Is it legal to sell microgreens in FL?
Yes. In most of Florida, microgreens fall under the state's cottage food law for direct-to-consumer retail at farmers markets and to private customers. Restaurant wholesale typically requires a basic food handler permit. Verify with the Florida Department of Agriculture before you sign a wholesale contract.
What microgreens sell best in Goulds?
Sunflower, pea shoots, and radish are the three highest-volume sellers in nearly every U.S. city, including Goulds. Broccoli is the highest-margin variety because of its sulforaphane reputation with health-focused buyers. Specialty varieties like amaranth and shiso command premium pricing from chef-driven restaurants.
How much space do I need to grow microgreens in Goulds?
A 10 by 10 foot room with two shelving units holds 60 to 80 active trays, which is enough to produce $3,000 to $5,000 per month. A basement, garage corner, spare bedroom, or sunroom all work in Goulds's climate. Vertical shelving is the fastest path to higher revenue per square foot.

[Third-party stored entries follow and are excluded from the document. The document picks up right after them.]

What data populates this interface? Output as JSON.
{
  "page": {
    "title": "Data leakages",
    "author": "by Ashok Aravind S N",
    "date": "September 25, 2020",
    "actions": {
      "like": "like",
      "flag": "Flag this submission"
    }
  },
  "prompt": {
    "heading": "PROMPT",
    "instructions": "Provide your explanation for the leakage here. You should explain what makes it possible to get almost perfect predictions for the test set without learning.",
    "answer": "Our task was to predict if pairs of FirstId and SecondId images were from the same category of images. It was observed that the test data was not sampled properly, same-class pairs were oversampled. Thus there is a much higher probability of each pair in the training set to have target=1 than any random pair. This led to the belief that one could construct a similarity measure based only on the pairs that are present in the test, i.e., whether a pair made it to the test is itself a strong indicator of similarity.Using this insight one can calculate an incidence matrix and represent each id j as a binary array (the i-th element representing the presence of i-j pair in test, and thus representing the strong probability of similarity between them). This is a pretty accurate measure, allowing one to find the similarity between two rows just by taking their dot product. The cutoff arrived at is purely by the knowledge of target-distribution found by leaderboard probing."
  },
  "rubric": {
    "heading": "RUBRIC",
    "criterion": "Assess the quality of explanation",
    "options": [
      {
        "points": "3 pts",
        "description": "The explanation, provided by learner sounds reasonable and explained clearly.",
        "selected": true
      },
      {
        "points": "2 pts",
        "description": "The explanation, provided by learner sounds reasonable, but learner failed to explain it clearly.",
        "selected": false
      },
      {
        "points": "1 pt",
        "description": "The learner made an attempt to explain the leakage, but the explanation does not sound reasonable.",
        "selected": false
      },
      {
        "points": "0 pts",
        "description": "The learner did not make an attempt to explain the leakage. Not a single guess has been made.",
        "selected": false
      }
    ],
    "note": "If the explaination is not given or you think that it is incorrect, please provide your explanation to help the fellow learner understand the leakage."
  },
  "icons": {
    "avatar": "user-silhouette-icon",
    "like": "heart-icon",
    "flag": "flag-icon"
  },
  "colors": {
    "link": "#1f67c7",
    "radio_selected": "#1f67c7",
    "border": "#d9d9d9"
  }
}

What is the best app for tracking microgreen production in Goulds?
Grown Like A Pro is the operating system used by working microgreen farms in Goulds. It handles seed density math, watering schedules, harvest timing, inventory, customer orders, and the financial side. Free 30-day trial with no credit card.
How long does it take to learn to grow microgreens commercially?

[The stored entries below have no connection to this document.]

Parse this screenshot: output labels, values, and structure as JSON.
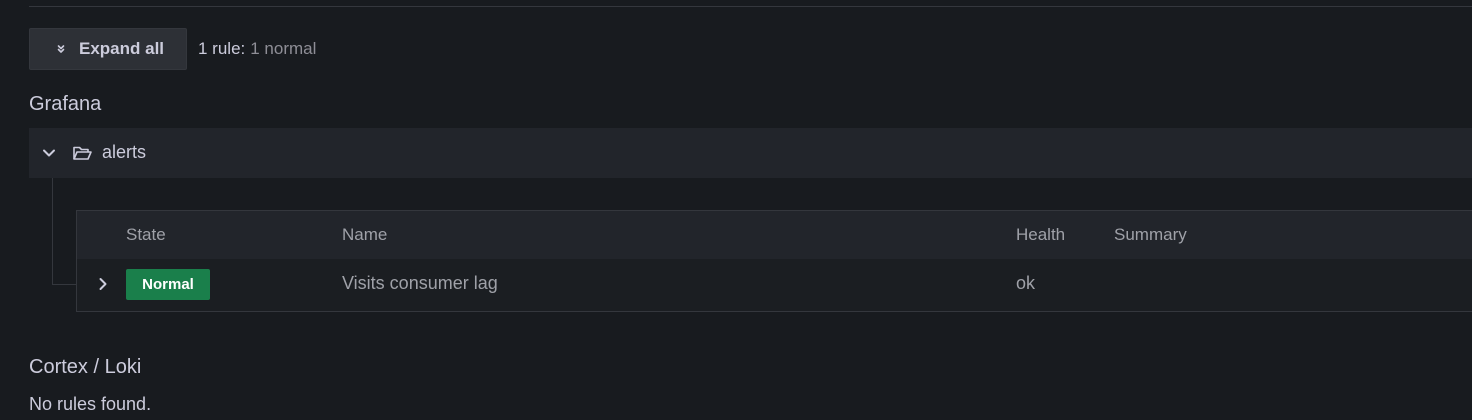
{
  "toolbar": {
    "expand_all_label": "Expand all",
    "rule_count": "1 rule:",
    "rule_detail": "1 normal"
  },
  "grafana_section": {
    "title": "Grafana",
    "folder": {
      "name": "alerts",
      "expanded": true
    },
    "table": {
      "columns": [
        "State",
        "Name",
        "Health",
        "Summary"
      ],
      "rows": [
        {
          "state": "Normal",
          "state_color": "#1a7f4b",
          "name": "Visits consumer lag",
          "health": "ok",
          "summary": ""
        }
      ]
    }
  },
  "cortex_section": {
    "title": "Cortex / Loki",
    "empty_message": "No rules found."
  },
  "icons": {
    "expand_all": "angle-double-down-icon",
    "folder_toggle": "chevron-down-icon",
    "folder": "folder-open-icon",
    "row_toggle": "chevron-right-icon"
  }
}
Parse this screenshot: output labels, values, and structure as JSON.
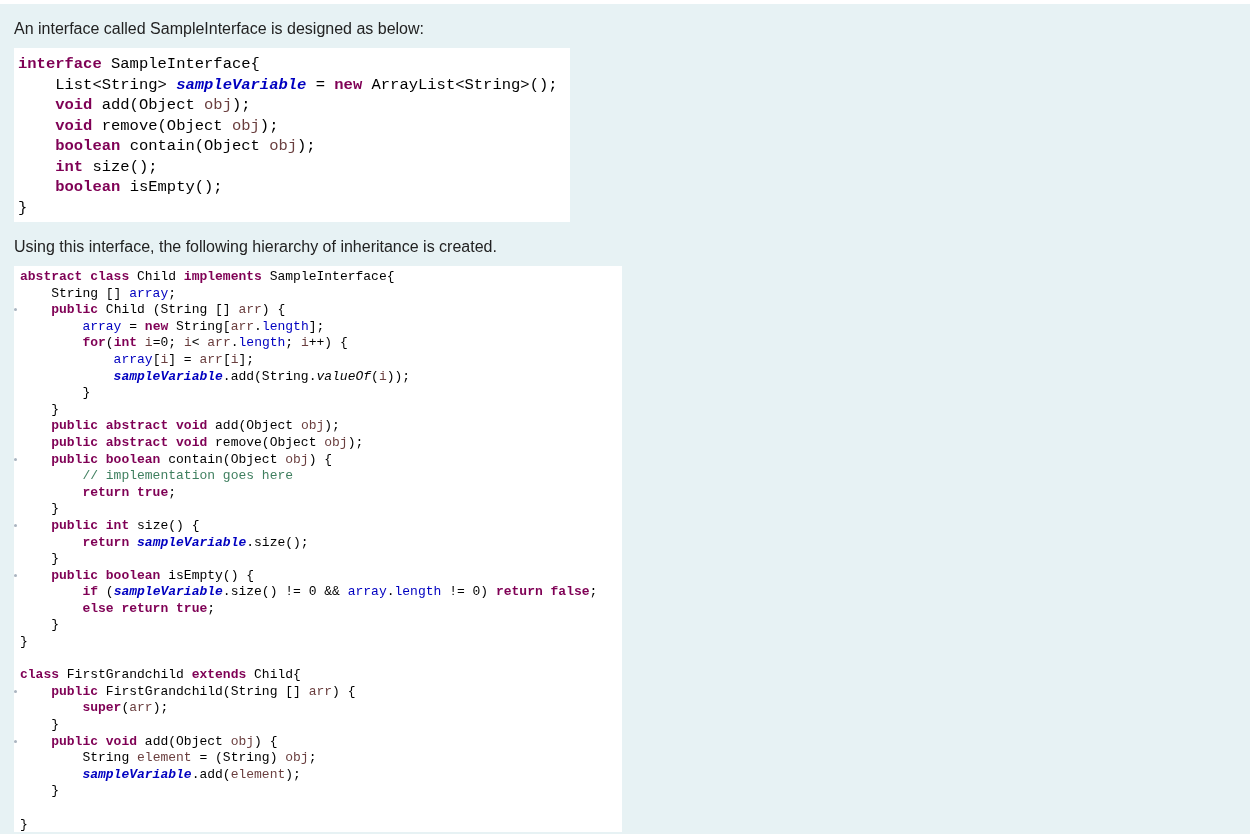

Most growers in Goulds are selling their first trays within 30 days of starting. Commercial proficiency, meaning you can run 50-plus trays per week without losing crops to mold or under-seeding, takes 60 to 90 days. The seed density and watering math is the single biggest predictor of how fast you get there.
Do I need a license to sell microgreens in Goulds?
For farmers market and direct-to-consumer sales in Goulds, most growers operate under Florida's cottage food law with no special license. For wholesale to restaurants and grocery stores, you typically need a basic food handler permit, a sales tax permit, and depending on volume, an inspection from your county health department.
How do I price microgreens to restaurants in Goulds?
Restaurant wholesale in Goulds runs $1.50 to $2.50 per ounce for standard varieties, $3 to $5 per ounce for specialty varieties like shiso, micro basil, or amaranth. Sell by the pound for repeat accounts. Local fresh commands a premium over the shipped-in product that most Goulds restaurants currently buy.

Related guides

Once you have the Goulds math in your head, the next read is the density chart that drives every tray you plant.